The MACO imagery shows otherwise. It depicts the leadership of the Democratic Party preening in full plumage right before announcing a half-billion dollars in cuts for services that go mostly towards working-class and poor people. It also shows that the Governor’s staff, far from being “frugal” while studiously viewing the people’s budget suggestions, were instead much more interested in viewing the bottoms of shot glasses and liquor bottles.

Budget cuts won’t kill the Democrats. Hypocrisy might.

Tax Money
Most of the events at MACO were sponsored and financed by lobbyists. But we hear that many county officials may have used public money to pay for registration and rooms. At least one local leader also brought a security detail.

Earlier this month, we reported that Montgomery County Council Member Duchy Trachtenberg used county money to pay part of the cost of a three-week training she attended at Harvard. Upon her return, she declared, “We’ll have to tighten our belts, and we cannot wait until next May to do so.” (A lot of public employees have seen that blog post.) Some politicians defend their right to use public money so they can attend “trainings.” But let’s be honest – no one ever voted for a candidate while thinking, “He might be a pretty good public servant if only he took a couple more classes.”

Appearances matter a lot in tough times like these.

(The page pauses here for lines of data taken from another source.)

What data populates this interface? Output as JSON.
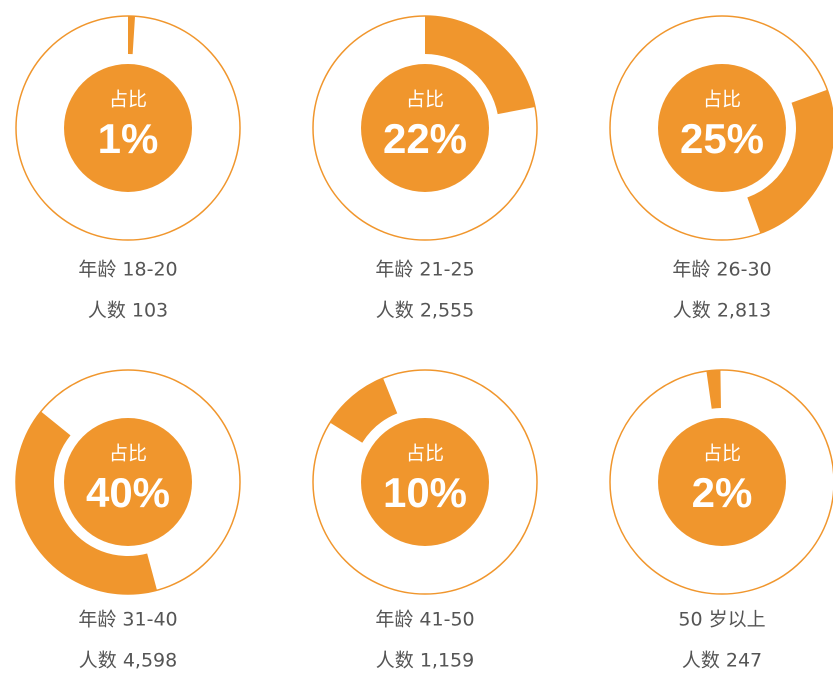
{
  "chart_data": [
    {
      "type": "donut",
      "center_text": "占比",
      "values": [
        1
      ],
      "value_labels": [
        "1%"
      ],
      "color": "#f0962d",
      "category": "年龄 18-20",
      "count_text": "人数 103"
    },
    {
      "type": "donut",
      "center_text": "占比",
      "values": [
        22
      ],
      "value_labels": [
        "22%"
      ],
      "color": "#f0962d",
      "category": "年龄 21-25",
      "count_text": "人数 2,555"
    },
    {
      "type": "donut",
      "center_text": "占比",
      "values": [
        25
      ],
      "value_labels": [
        "25%"
      ],
      "color": "#f0962d",
      "category": "年龄 26-30",
      "count_text": "人数 2,813"
    },
    {
      "type": "donut",
      "center_text": "占比",
      "values": [
        40
      ],
      "value_labels": [
        "40%"
      ],
      "color": "#f0962d",
      "category": "年龄 31-40",
      "count_text": "人数 4,598"
    },
    {
      "type": "donut",
      "center_text": "占比",
      "values": [
        10
      ],
      "value_labels": [
        "10%"
      ],
      "color": "#f0962d",
      "category": "年龄 41-50",
      "count_text": "人数 1,159"
    },
    {
      "type": "donut",
      "center_text": "占比",
      "values": [
        2
      ],
      "value_labels": [
        "2%"
      ],
      "color": "#f0962d",
      "category": "50 岁以上",
      "count_text": "人数 247"
    }
  ]
}
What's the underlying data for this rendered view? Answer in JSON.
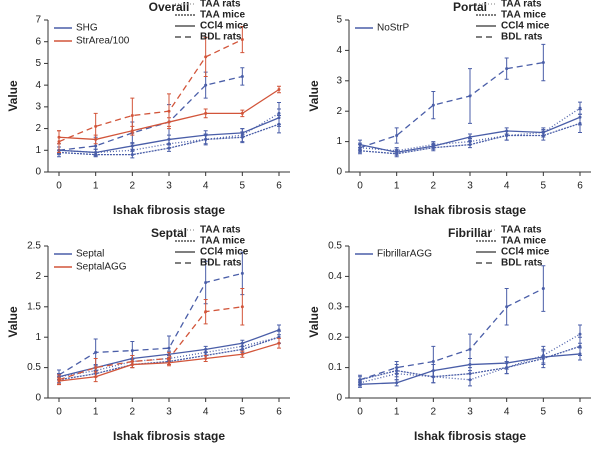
{
  "chart_data": [
    {
      "type": "line",
      "title": "Overall",
      "xlabel": "Ishak fibrosis stage",
      "ylabel": "Value",
      "x": [
        0,
        1,
        2,
        3,
        4,
        5,
        6
      ],
      "xlim": [
        -0.3,
        6.3
      ],
      "xticks": [
        0,
        1,
        2,
        3,
        4,
        5,
        6
      ],
      "ylim": [
        0,
        7
      ],
      "yticks": [
        0,
        1,
        2,
        3,
        4,
        5,
        6,
        7
      ],
      "styles": [
        {
          "name": "TAA rats",
          "dash": "1,2",
          "color": "#999999"
        },
        {
          "name": "TAA mice",
          "dash": "2,1",
          "color": "#333333"
        },
        {
          "name": "CCl4 mice",
          "dash": "none",
          "color": "#333333"
        },
        {
          "name": "BDL rats",
          "dash": "6,4",
          "color": "#333333"
        }
      ],
      "series": [
        {
          "name": "SHG",
          "color": "#4a5ea8",
          "lines": [
            {
              "values": [
                1.0,
                0.9,
                1.0,
                1.3,
                1.5,
                1.7,
                2.7
              ],
              "errors": [
                0.15,
                0.15,
                0.2,
                0.2,
                0.25,
                0.3,
                0.5
              ]
            },
            {
              "values": [
                0.9,
                0.8,
                0.8,
                1.1,
                1.5,
                1.6,
                2.2
              ],
              "errors": [
                0.1,
                0.1,
                0.15,
                0.15,
                0.2,
                0.25,
                0.4
              ]
            },
            {
              "values": [
                1.0,
                0.9,
                1.2,
                1.5,
                1.7,
                1.8,
                2.5
              ],
              "errors": [
                0.15,
                0.15,
                0.15,
                0.2,
                0.2,
                0.2,
                0.4
              ]
            },
            {
              "values": [
                1.0,
                1.2,
                1.8,
                2.3,
                4.0,
                4.4,
                null
              ],
              "errors": [
                0.3,
                0.4,
                0.5,
                0.8,
                0.6,
                0.4,
                null
              ]
            }
          ]
        },
        {
          "name": "StrArea/100",
          "color": "#d2553a",
          "lines": [
            null,
            null,
            {
              "values": [
                1.6,
                1.5,
                1.9,
                2.3,
                2.7,
                2.7,
                3.8
              ],
              "errors": [
                0.3,
                0.2,
                0.2,
                0.2,
                0.2,
                0.15,
                0.15
              ]
            },
            {
              "values": [
                1.4,
                2.1,
                2.6,
                2.8,
                5.3,
                6.1,
                null
              ],
              "errors": [
                0.5,
                0.6,
                0.8,
                0.8,
                0.9,
                0.6,
                null
              ]
            }
          ]
        }
      ]
    },
    {
      "type": "line",
      "title": "Portal",
      "xlabel": "Ishak fibrosis stage",
      "ylabel": "Value",
      "x": [
        0,
        1,
        2,
        3,
        4,
        5,
        6
      ],
      "xlim": [
        -0.3,
        6.3
      ],
      "xticks": [
        0,
        1,
        2,
        3,
        4,
        5,
        6
      ],
      "ylim": [
        0,
        5
      ],
      "yticks": [
        0,
        1,
        2,
        3,
        4,
        5
      ],
      "styles": [
        {
          "name": "TAA rats",
          "dash": "1,2",
          "color": "#999999"
        },
        {
          "name": "TAA mice",
          "dash": "2,1",
          "color": "#333333"
        },
        {
          "name": "CCl4 mice",
          "dash": "none",
          "color": "#333333"
        },
        {
          "name": "BDL rats",
          "dash": "6,4",
          "color": "#333333"
        }
      ],
      "series": [
        {
          "name": "NoStrP",
          "color": "#4a5ea8",
          "lines": [
            {
              "values": [
                0.8,
                0.7,
                0.9,
                1.0,
                1.2,
                1.3,
                2.1
              ],
              "errors": [
                0.1,
                0.1,
                0.1,
                0.1,
                0.15,
                0.15,
                0.2
              ]
            },
            {
              "values": [
                0.7,
                0.6,
                0.8,
                0.9,
                1.2,
                1.2,
                1.6
              ],
              "errors": [
                0.1,
                0.1,
                0.1,
                0.1,
                0.15,
                0.15,
                0.3
              ]
            },
            {
              "values": [
                0.9,
                0.65,
                0.85,
                1.15,
                1.35,
                1.3,
                1.8
              ],
              "errors": [
                0.15,
                0.1,
                0.1,
                0.1,
                0.1,
                0.1,
                0.25
              ]
            },
            {
              "values": [
                0.8,
                1.2,
                2.2,
                2.5,
                3.4,
                3.6,
                null
              ],
              "errors": [
                0.15,
                0.25,
                0.45,
                0.9,
                0.35,
                0.6,
                null
              ]
            }
          ]
        }
      ]
    },
    {
      "type": "line",
      "title": "Septal",
      "xlabel": "Ishak fibrosis stage",
      "ylabel": "Value",
      "x": [
        0,
        1,
        2,
        3,
        4,
        5,
        6
      ],
      "xlim": [
        -0.3,
        6.3
      ],
      "xticks": [
        0,
        1,
        2,
        3,
        4,
        5,
        6
      ],
      "ylim": [
        0,
        2.5
      ],
      "yticks": [
        0,
        0.5,
        1,
        1.5,
        2,
        2.5
      ],
      "styles": [
        {
          "name": "TAA rats",
          "dash": "1,2",
          "color": "#999999"
        },
        {
          "name": "TAA mice",
          "dash": "2,1",
          "color": "#333333"
        },
        {
          "name": "CCl4 mice",
          "dash": "none",
          "color": "#333333"
        },
        {
          "name": "BDL rats",
          "dash": "6,4",
          "color": "#333333"
        }
      ],
      "series": [
        {
          "name": "Septal",
          "color": "#4a5ea8",
          "lines": [
            {
              "values": [
                0.35,
                0.45,
                0.6,
                0.65,
                0.75,
                0.85,
                1.0
              ],
              "errors": [
                0.05,
                0.05,
                0.05,
                0.05,
                0.05,
                0.05,
                0.1
              ]
            },
            {
              "values": [
                0.3,
                0.4,
                0.55,
                0.6,
                0.7,
                0.8,
                1.0
              ],
              "errors": [
                0.05,
                0.05,
                0.05,
                0.05,
                0.05,
                0.05,
                0.1
              ]
            },
            {
              "values": [
                0.35,
                0.5,
                0.65,
                0.72,
                0.8,
                0.9,
                1.12
              ],
              "errors": [
                0.05,
                0.05,
                0.05,
                0.05,
                0.05,
                0.05,
                0.08
              ]
            },
            {
              "values": [
                0.38,
                0.75,
                0.78,
                0.82,
                1.9,
                2.05,
                null
              ],
              "errors": [
                0.08,
                0.22,
                0.15,
                0.2,
                0.35,
                0.35,
                null
              ]
            }
          ]
        },
        {
          "name": "SeptalAGG",
          "color": "#d2553a",
          "lines": [
            null,
            null,
            {
              "values": [
                0.28,
                0.35,
                0.55,
                0.58,
                0.65,
                0.72,
                0.9
              ],
              "errors": [
                0.05,
                0.08,
                0.05,
                0.05,
                0.05,
                0.05,
                0.08
              ]
            },
            {
              "values": [
                0.3,
                0.5,
                0.6,
                0.65,
                1.42,
                1.5,
                null
              ],
              "errors": [
                0.08,
                0.15,
                0.1,
                0.1,
                0.2,
                0.3,
                null
              ]
            }
          ]
        }
      ]
    },
    {
      "type": "line",
      "title": "Fibrillar",
      "xlabel": "Ishak fibrosis stage",
      "ylabel": "Value",
      "x": [
        0,
        1,
        2,
        3,
        4,
        5,
        6
      ],
      "xlim": [
        -0.3,
        6.3
      ],
      "xticks": [
        0,
        1,
        2,
        3,
        4,
        5,
        6
      ],
      "ylim": [
        0,
        0.5
      ],
      "yticks": [
        0,
        0.1,
        0.2,
        0.3,
        0.4,
        0.5
      ],
      "styles": [
        {
          "name": "TAA rats",
          "dash": "1,2",
          "color": "#999999"
        },
        {
          "name": "TAA mice",
          "dash": "2,1",
          "color": "#333333"
        },
        {
          "name": "CCl4 mice",
          "dash": "none",
          "color": "#333333"
        },
        {
          "name": "BDL rats",
          "dash": "6,4",
          "color": "#333333"
        }
      ],
      "series": [
        {
          "name": "FibrillarAGG",
          "color": "#4a5ea8",
          "lines": [
            {
              "values": [
                0.05,
                0.08,
                0.07,
                0.06,
                0.1,
                0.14,
                0.21
              ],
              "errors": [
                0.01,
                0.02,
                0.02,
                0.02,
                0.02,
                0.03,
                0.03
              ]
            },
            {
              "values": [
                0.06,
                0.09,
                0.07,
                0.08,
                0.1,
                0.13,
                0.17
              ],
              "errors": [
                0.01,
                0.02,
                0.02,
                0.02,
                0.02,
                0.03,
                0.03
              ]
            },
            {
              "values": [
                0.045,
                0.05,
                0.09,
                0.11,
                0.115,
                0.135,
                0.145
              ],
              "errors": [
                0.01,
                0.01,
                0.02,
                0.02,
                0.02,
                0.02,
                0.02
              ]
            },
            {
              "values": [
                0.06,
                0.1,
                0.12,
                0.16,
                0.3,
                0.36,
                null
              ],
              "errors": [
                0.015,
                0.02,
                0.05,
                0.05,
                0.06,
                0.075,
                null
              ]
            }
          ]
        }
      ]
    }
  ]
}
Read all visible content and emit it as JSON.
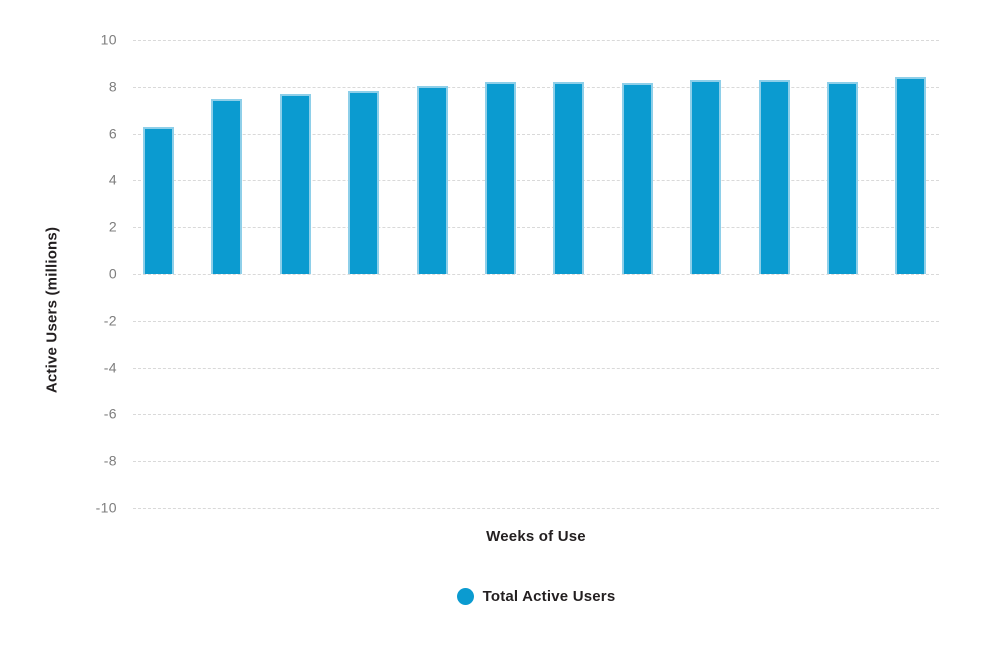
{
  "chart_data": {
    "type": "bar",
    "title": "",
    "xlabel": "Weeks of Use",
    "ylabel": "Active Users (millions)",
    "x_tick_labels": [],
    "y_ticks": [
      10,
      8,
      6,
      4,
      2,
      0,
      -2,
      -4,
      -6,
      -8,
      -10
    ],
    "ylim": [
      -10,
      10
    ],
    "grid": "horizontal-dashed",
    "legend_position": "bottom-center",
    "legend": [
      {
        "label": "Total Active Users",
        "color": "#0b9bd0"
      }
    ],
    "series": [
      {
        "name": "Total Active Users",
        "values": [
          6.3,
          7.5,
          7.7,
          7.8,
          8.05,
          8.2,
          8.2,
          8.15,
          8.3,
          8.3,
          8.2,
          8.4
        ]
      }
    ]
  },
  "colors": {
    "background": "#ffffff",
    "bar_fill": "#0b9bd0",
    "bar_border": "#8ecfe9",
    "gridline": "#d9d9d9",
    "tick_text": "#7d7d7d",
    "title_text": "#231f20"
  }
}
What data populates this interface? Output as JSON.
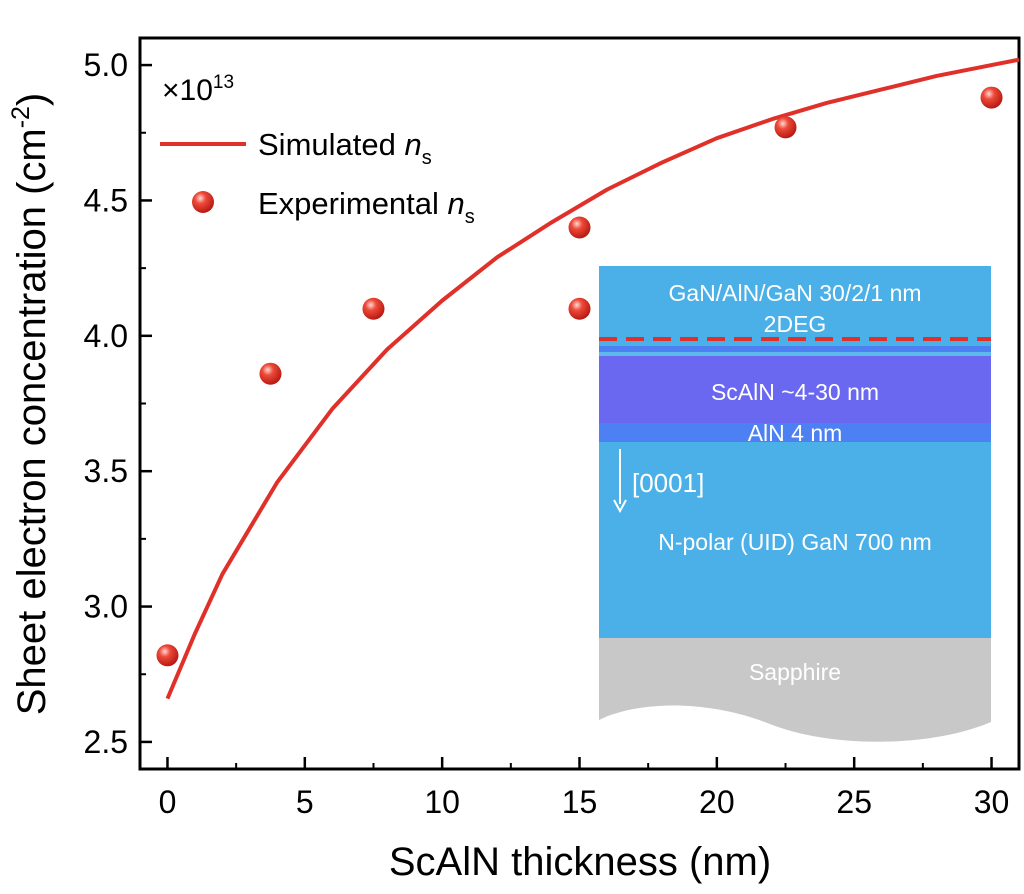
{
  "chart_data": {
    "type": "line+scatter",
    "xlabel": "ScAlN thickness (nm)",
    "ylabel": "Sheet electron concentration (cm",
    "ylabel_sup": "-2",
    "ylabel_close": ")",
    "xlim": [
      -1,
      31
    ],
    "ylim": [
      2.4,
      5.1
    ],
    "xticks": [
      0,
      5,
      10,
      15,
      20,
      25,
      30
    ],
    "xtick_labels": [
      "0",
      "5",
      "10",
      "15",
      "20",
      "25",
      "30"
    ],
    "yticks": [
      2.5,
      3.0,
      3.5,
      4.0,
      4.5,
      5.0
    ],
    "ytick_labels": [
      "2.5",
      "3.0",
      "3.5",
      "4.0",
      "4.5",
      "5.0"
    ],
    "multiplier": {
      "prefix": "×10",
      "exp": "13"
    },
    "series": [
      {
        "name": "Simulated",
        "subscript_symbol": "n",
        "subscript": "s",
        "kind": "line",
        "color": "#e0302a",
        "x": [
          0,
          1,
          2,
          4,
          6,
          8,
          10,
          12,
          14,
          16,
          18,
          20,
          22,
          24,
          26,
          28,
          30,
          31
        ],
        "y": [
          2.66,
          2.9,
          3.12,
          3.46,
          3.73,
          3.95,
          4.13,
          4.29,
          4.42,
          4.54,
          4.64,
          4.73,
          4.8,
          4.86,
          4.91,
          4.96,
          5.0,
          5.02
        ]
      },
      {
        "name": "Experimental",
        "subscript_symbol": "n",
        "subscript": "s",
        "kind": "scatter",
        "color": "#e0302a",
        "x": [
          0,
          3.75,
          7.5,
          15,
          15,
          22.5,
          30
        ],
        "y": [
          2.82,
          3.86,
          4.1,
          4.4,
          4.1,
          4.77,
          4.88
        ]
      }
    ],
    "legend_position": "top-left",
    "inset": {
      "layers": [
        {
          "label": "GaN/AlN/GaN 30/2/1 nm",
          "color": "#4bb0e8"
        },
        {
          "label": "2DEG",
          "color": "#e0302a"
        },
        {
          "label": "ScAlN ~4-30 nm",
          "color": "#6a67f0"
        },
        {
          "label": "AlN 4 nm",
          "color": "#4d80f2"
        },
        {
          "label": "[0001]",
          "color": "#ffffff"
        },
        {
          "label": "N-polar (UID) GaN 700 nm",
          "color": "#4bb0e8"
        },
        {
          "label": "Sapphire",
          "color": "#c8c8c8"
        }
      ]
    }
  }
}
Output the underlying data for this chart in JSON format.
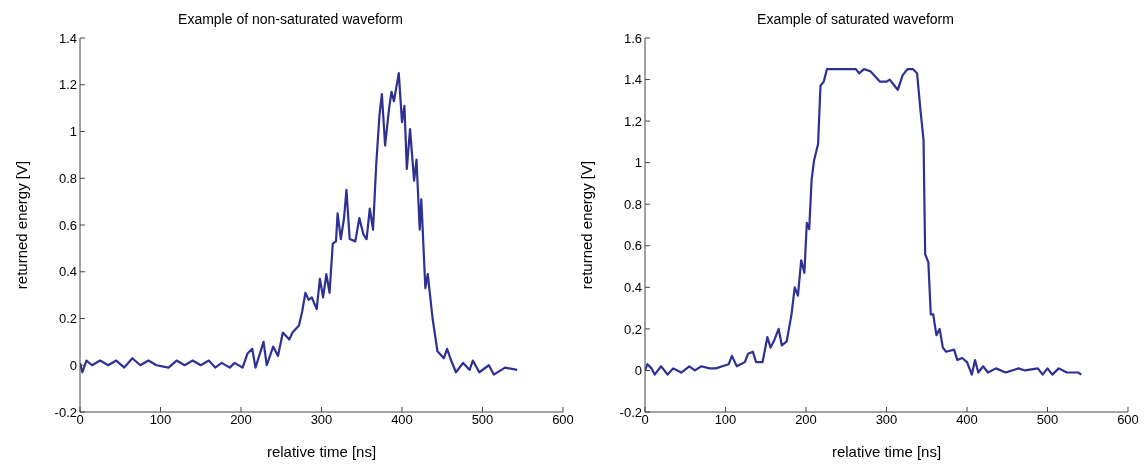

Politicians at all levels are telling the voters that every cent of public spending must be scrutinized, and they are right. But they must start with their own offices’ expenditures if they are to have any credibility in making that argument. The publicly-funded trainings, trips and junkets must end until the budget crisis is over. And in this atmosphere, anything resembling Delegate Jon Cardin's incredible blunder is especially crippling. Remember, hypocrisy kills.

The silver lining is that all of this could have been worse. We hear that one prominent state leader traveled to MACO with an entourage of leggy twenty-something females. If any photos had been released of what one source calls “the hoochie-mama harem,” well... you get the picture.

Update: That silver lining is looking tarnished. O'Malley Watch has linked to the story. We recommend that all politicians read the comments on their post.